Analysis: Theo Leggett, Business correspondent
A state bailout has been on the cards for some time – but the government has been anxious to avoid stepping in. The reason is simple. Under European laws, designed to prevent taxpayers from bearing the costs of broken banks, investors are supposed to bear some of the costs of a rescue.
That’s not such a problem if those investors are large investment funds with deep pockets. But in Italy, many of those left exposed would be retail investors – ordinary people, who may have put their life savings into bank bonds thinking it was a safe bet.
There’s a precedent – last year Italy rescued four small regional banks; 130 000, shareholders and bondholders lost their money. One elderly investor committed suicide, and there was a widespread political backlash.
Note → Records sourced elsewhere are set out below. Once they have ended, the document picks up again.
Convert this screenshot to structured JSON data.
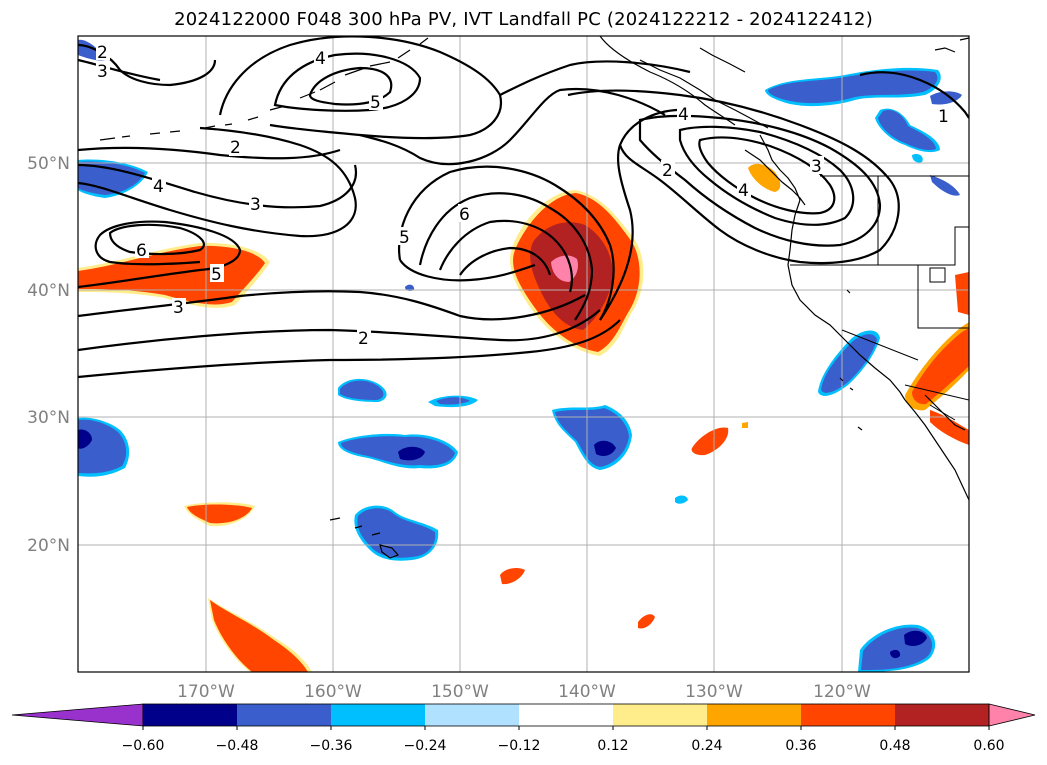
{
  "title": "2024122000 F048 300 hPa PV, IVT Landfall PC (2024122212 - 2024122412)",
  "axes": {
    "lon_labels": [
      "170°W",
      "160°W",
      "150°W",
      "140°W",
      "130°W",
      "120°W"
    ],
    "lat_labels": [
      "50°N",
      "40°N",
      "30°N",
      "20°N"
    ]
  },
  "contour_labels": [
    "2",
    "3",
    "4",
    "5",
    "2",
    "3",
    "4",
    "6",
    "5",
    "3",
    "2",
    "5",
    "6",
    "4",
    "2",
    "3",
    "4",
    "1"
  ],
  "colorbar": {
    "ticks": [
      "−0.60",
      "−0.48",
      "−0.36",
      "−0.24",
      "−0.12",
      "0.12",
      "0.24",
      "0.36",
      "0.48",
      "0.60"
    ],
    "colors": [
      "#9932cc",
      "#00008b",
      "#3a5fcd",
      "#00bfff",
      "#b0e2ff",
      "#ffffff",
      "#ffec8b",
      "#ffa500",
      "#ff4500",
      "#b22222",
      "#ff82ab"
    ]
  },
  "palette": {
    "neg_dark": "#00008b",
    "neg_mid": "#3a5fcd",
    "neg_light": "#00bfff",
    "pos_light": "#ffec8b",
    "pos_mid": "#ff4500",
    "pos_dark": "#b22222",
    "pos_max": "#ff82ab"
  }
}
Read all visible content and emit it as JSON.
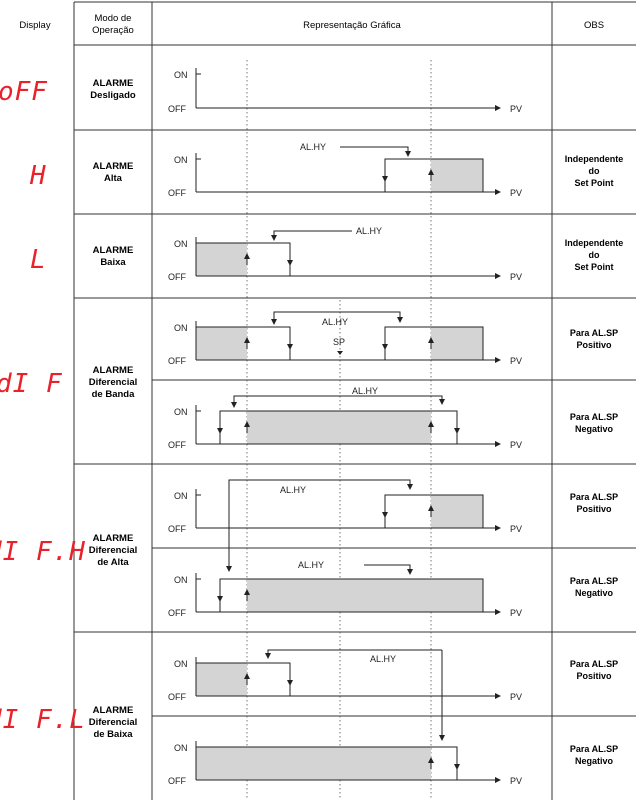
{
  "headers": {
    "display": "Display",
    "modo": [
      "Modo de",
      "Operação"
    ],
    "grafico": "Representação Gráfica",
    "obs": "OBS"
  },
  "axis": {
    "on": "ON",
    "off": "OFF",
    "pv": "PV",
    "hyst": "AL.HY",
    "sp": "SP"
  },
  "rows": [
    {
      "display": "oFF",
      "modo": [
        "ALARME",
        "Desligado"
      ],
      "obs": []
    },
    {
      "display": "H",
      "modo": [
        "ALARME",
        "Alta"
      ],
      "obs": [
        "Independente",
        "do",
        "Set Point"
      ]
    },
    {
      "display": "L",
      "modo": [
        "ALARME",
        "Baixa"
      ],
      "obs": [
        "Independente",
        "do",
        "Set Point"
      ]
    },
    {
      "display": "dI F",
      "modo": [
        "ALARME",
        "Diferencial",
        "de Banda"
      ],
      "obs_pos": [
        "Para AL.SP",
        "Positivo"
      ],
      "obs_neg": [
        "Para AL.SP",
        "Negativo"
      ]
    },
    {
      "display": "dI F.H",
      "modo": [
        "ALARME",
        "Diferencial",
        "de Alta"
      ],
      "obs_pos": [
        "Para AL.SP",
        "Positivo"
      ],
      "obs_neg": [
        "Para AL.SP",
        "Negativo"
      ]
    },
    {
      "display": "dI F.L",
      "modo": [
        "ALARME",
        "Diferencial",
        "de Baixa"
      ],
      "obs_pos": [
        "Para AL.SP",
        "Positivo"
      ],
      "obs_neg": [
        "Para AL.SP",
        "Negativo"
      ]
    }
  ],
  "colors": {
    "display": "#e8212b",
    "shade": "#d4d4d4",
    "line": "#222222"
  }
}
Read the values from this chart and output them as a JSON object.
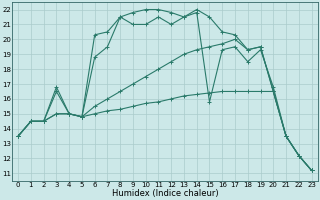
{
  "title": "",
  "xlabel": "Humidex (Indice chaleur)",
  "xlim": [
    -0.5,
    23.5
  ],
  "ylim": [
    10.5,
    22.5
  ],
  "xticks": [
    0,
    1,
    2,
    3,
    4,
    5,
    6,
    7,
    8,
    9,
    10,
    11,
    12,
    13,
    14,
    15,
    16,
    17,
    18,
    19,
    20,
    21,
    22,
    23
  ],
  "yticks": [
    11,
    12,
    13,
    14,
    15,
    16,
    17,
    18,
    19,
    20,
    21,
    22
  ],
  "background_color": "#cce8e8",
  "grid_color": "#aacccc",
  "line_color": "#2a7a6a",
  "lines": [
    [
      13.5,
      14.5,
      14.5,
      16.5,
      15.0,
      14.8,
      20.3,
      20.5,
      21.5,
      21.8,
      22.0,
      22.0,
      21.8,
      21.5,
      22.0,
      21.5,
      20.5,
      20.3,
      19.3,
      19.5,
      16.5,
      13.5,
      12.2,
      11.2
    ],
    [
      13.5,
      14.5,
      14.5,
      16.8,
      15.0,
      14.8,
      18.8,
      19.5,
      21.5,
      21.0,
      21.0,
      21.5,
      21.0,
      21.5,
      21.8,
      15.8,
      19.3,
      19.5,
      18.5,
      19.3,
      16.8,
      13.5,
      12.2,
      11.2
    ],
    [
      13.5,
      14.5,
      14.5,
      15.0,
      15.0,
      14.8,
      15.5,
      16.0,
      16.5,
      17.0,
      17.5,
      18.0,
      18.5,
      19.0,
      19.3,
      19.5,
      19.7,
      20.0,
      19.3,
      19.5,
      16.5,
      13.5,
      12.2,
      11.2
    ],
    [
      13.5,
      14.5,
      14.5,
      15.0,
      15.0,
      14.8,
      15.0,
      15.2,
      15.3,
      15.5,
      15.7,
      15.8,
      16.0,
      16.2,
      16.3,
      16.4,
      16.5,
      16.5,
      16.5,
      16.5,
      16.5,
      13.5,
      12.2,
      11.2
    ]
  ]
}
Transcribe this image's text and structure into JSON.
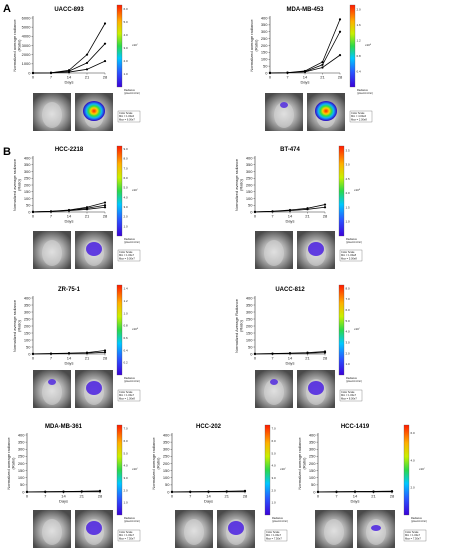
{
  "panels": [
    "A",
    "B"
  ],
  "common": {
    "ylabel": "Normalized average radiance\n(Ratio)",
    "ylabel_alt": "Normalized Average Radiance\n(Ratio)",
    "xlabel": "Days",
    "radiance_label": "Radiance\n(p/sec/cm²/sr)",
    "color_scale_label": "Color Scale"
  },
  "colors": {
    "line": "#000000",
    "axis": "#333333",
    "mouse_bg": "#8a8a8a"
  },
  "chart_data": [
    {
      "type": "line",
      "title": "UACC-893",
      "xlabel": "Days",
      "ylabel": "Normalized average radiance\n(Ratio)",
      "x": [
        0,
        7,
        14,
        21,
        28
      ],
      "xlim": [
        0,
        28
      ],
      "ylim": [
        0,
        6000
      ],
      "yticks": [
        0,
        1000,
        2000,
        3000,
        4000,
        5000,
        6000
      ],
      "series": [
        {
          "values": [
            1,
            30,
            300,
            2000,
            5400
          ]
        },
        {
          "values": [
            1,
            20,
            200,
            1100,
            3200
          ]
        },
        {
          "values": [
            1,
            10,
            100,
            400,
            1300
          ]
        }
      ],
      "colorbar": {
        "ticks": [
          "1.0",
          "2.0",
          "3.0",
          "4.0",
          "5.0",
          "6.0"
        ],
        "exponent": "x10⁷"
      },
      "scale": {
        "min": "Min = 1.00e6",
        "max": "Max = 6.00e7"
      }
    },
    {
      "type": "line",
      "title": "MDA-MB-453",
      "xlabel": "Days",
      "ylabel": "Normalized average radiance\n(Ratio)",
      "x": [
        0,
        7,
        14,
        21,
        28
      ],
      "xlim": [
        0,
        28
      ],
      "ylim": [
        0,
        400
      ],
      "yticks": [
        0,
        50,
        100,
        150,
        200,
        250,
        300,
        350,
        400
      ],
      "series": [
        {
          "values": [
            1,
            3,
            15,
            80,
            390
          ]
        },
        {
          "values": [
            1,
            2,
            10,
            60,
            300
          ]
        },
        {
          "values": [
            1,
            2,
            8,
            40,
            130
          ]
        }
      ],
      "colorbar": {
        "ticks": [
          "0.4",
          "0.8",
          "1.2",
          "1.6",
          "2.0"
        ],
        "exponent": "x10⁸"
      },
      "scale": {
        "min": "Min = 4.00e6",
        "max": "Max = 2.00e8"
      }
    },
    {
      "type": "line",
      "title": "HCC-2218",
      "xlabel": "Days",
      "ylabel": "Normalized average radiance\n(Ratio)",
      "x": [
        0,
        7,
        14,
        21,
        28
      ],
      "xlim": [
        0,
        28
      ],
      "ylim": [
        0,
        400
      ],
      "yticks": [
        0,
        50,
        100,
        150,
        200,
        250,
        300,
        350,
        400
      ],
      "series": [
        {
          "values": [
            1,
            5,
            15,
            35,
            70
          ]
        },
        {
          "values": [
            1,
            4,
            12,
            28,
            50
          ]
        },
        {
          "values": [
            1,
            3,
            10,
            20,
            35
          ]
        }
      ],
      "colorbar": {
        "ticks": [
          "1.0",
          "2.0",
          "3.0",
          "4.0",
          "5.0",
          "6.0",
          "7.0",
          "8.0",
          "9.0"
        ],
        "exponent": "x10⁷"
      },
      "scale": {
        "min": "Min = 1.00e7",
        "max": "Max = 9.00e7"
      }
    },
    {
      "type": "line",
      "title": "BT-474",
      "xlabel": "Days",
      "ylabel": "Normalized average radiance\n(Ratio)",
      "x": [
        0,
        7,
        14,
        21,
        28
      ],
      "xlim": [
        0,
        28
      ],
      "ylim": [
        0,
        400
      ],
      "yticks": [
        0,
        50,
        100,
        150,
        200,
        250,
        300,
        350,
        400
      ],
      "series": [
        {
          "values": [
            1,
            5,
            15,
            28,
            55
          ]
        },
        {
          "values": [
            1,
            4,
            10,
            20,
            35
          ]
        }
      ],
      "colorbar": {
        "ticks": [
          "1.0",
          "1.5",
          "2.0",
          "2.5",
          "3.0",
          "3.5"
        ],
        "exponent": "x10⁸"
      },
      "scale": {
        "min": "Min = 1.00e8",
        "max": "Max = 5.00e8"
      }
    },
    {
      "type": "line",
      "title": "ZR-75-1",
      "xlabel": "Days",
      "ylabel": "Normalized average radiance\n(Ratio)",
      "x": [
        0,
        7,
        14,
        21,
        28
      ],
      "xlim": [
        0,
        28
      ],
      "ylim": [
        0,
        400
      ],
      "yticks": [
        0,
        50,
        100,
        150,
        200,
        250,
        300,
        350,
        400
      ],
      "series": [
        {
          "values": [
            1,
            3,
            6,
            10,
            25
          ]
        },
        {
          "values": [
            1,
            2,
            4,
            6,
            12
          ]
        }
      ],
      "colorbar": {
        "ticks": [
          "0.2",
          "0.4",
          "0.6",
          "0.8",
          "1.0",
          "1.2",
          "1.4"
        ],
        "exponent": "x10⁸"
      },
      "scale": {
        "min": "Min = 1.00e7",
        "max": "Max = 1.00e8"
      }
    },
    {
      "type": "line",
      "title": "UACC-812",
      "xlabel": "Days",
      "ylabel": "Normalized Average Radiance\n(Ratio)",
      "x": [
        0,
        7,
        14,
        21,
        28
      ],
      "xlim": [
        0,
        28
      ],
      "ylim": [
        0,
        400
      ],
      "yticks": [
        0,
        50,
        100,
        150,
        200,
        250,
        300,
        350,
        400
      ],
      "series": [
        {
          "values": [
            1,
            3,
            6,
            10,
            18
          ]
        },
        {
          "values": [
            1,
            2,
            4,
            6,
            10
          ]
        }
      ],
      "colorbar": {
        "ticks": [
          "1.0",
          "2.0",
          "3.0",
          "4.0",
          "5.0",
          "6.0",
          "7.0",
          "8.0"
        ],
        "exponent": "x10⁷"
      },
      "scale": {
        "min": "Min = 1.00e7",
        "max": "Max = 8.00e7"
      }
    },
    {
      "type": "line",
      "title": "MDA-MB-361",
      "xlabel": "Days",
      "ylabel": "Normalized average radiance\n(Ratio)",
      "x": [
        0,
        7,
        14,
        21,
        28
      ],
      "xlim": [
        0,
        28
      ],
      "ylim": [
        0,
        400
      ],
      "yticks": [
        0,
        50,
        100,
        150,
        200,
        250,
        300,
        350,
        400
      ],
      "series": [
        {
          "values": [
            1,
            2,
            3,
            5,
            8
          ]
        },
        {
          "values": [
            1,
            1,
            2,
            3,
            4
          ]
        }
      ],
      "colorbar": {
        "ticks": [
          "1.0",
          "2.0",
          "3.0",
          "4.0",
          "5.0",
          "6.0",
          "7.0"
        ],
        "exponent": "x10⁷"
      },
      "scale": {
        "min": "Min = 1.00e7",
        "max": "Max = 7.50e7"
      }
    },
    {
      "type": "line",
      "title": "HCC-202",
      "xlabel": "Days",
      "ylabel": "Normalized average radiance\n(Ratio)",
      "x": [
        0,
        7,
        14,
        21,
        28
      ],
      "xlim": [
        0,
        28
      ],
      "ylim": [
        0,
        400
      ],
      "yticks": [
        0,
        50,
        100,
        150,
        200,
        250,
        300,
        350,
        400
      ],
      "series": [
        {
          "values": [
            1,
            2,
            3,
            5,
            8
          ]
        },
        {
          "values": [
            1,
            1,
            2,
            3,
            5
          ]
        }
      ],
      "colorbar": {
        "ticks": [
          "1.0",
          "2.0",
          "3.0",
          "4.0",
          "5.0",
          "6.0",
          "7.0"
        ],
        "exponent": "x10⁷"
      },
      "scale": {
        "min": "Min = 1.00e7",
        "max": "Max = 7.50e7"
      }
    },
    {
      "type": "line",
      "title": "HCC-1419",
      "xlabel": "Days",
      "ylabel": "Normalized average radiance\n(Ratio)",
      "x": [
        0,
        7,
        14,
        21,
        28
      ],
      "xlim": [
        0,
        28
      ],
      "ylim": [
        0,
        400
      ],
      "yticks": [
        0,
        50,
        100,
        150,
        200,
        250,
        300,
        350,
        400
      ],
      "series": [
        {
          "values": [
            1,
            2,
            3,
            4,
            6
          ]
        },
        {
          "values": [
            1,
            1,
            2,
            2,
            3
          ]
        }
      ],
      "colorbar": {
        "ticks": [
          "2.0",
          "4.0",
          "6.0"
        ],
        "exponent": "x10⁷"
      },
      "scale": {
        "min": "Min = 1.00e7",
        "max": "Max = 7.50e7"
      }
    }
  ]
}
Monte dei Paschi is a much bigger bank, and if small investors have to bear losses, that could have much greater consequences and the political impact could be even more serious.
So the question is not whether Monte dei Paschi receives a bailout; it’s how that bailout is constructed, and what steps the government takes to protect or compensate ordinary investors.
As it became increasingly likely that the government would step in, Il Sole 24 Ore newspaper reported that the plan was for a rescue in several stages, although it gave no details.
On Wednesday, Monte dei Paschi revealed that it could run out of funds by next April, using up nearly €11bn (£9.2bn).
Previously it had said it had the funds to stay afloat for 11 months.
It added that by next May, it could burn through even more – €15bn (£12.6bn) in total.
Founded in 1472, Monte dei Paschi is said to be the oldest surviving bank in the world.
It failed an EU stress test in July because it has billions of euros of risky loans on its books, made to clients who cannot afford to repay them. The situation has worsened since then.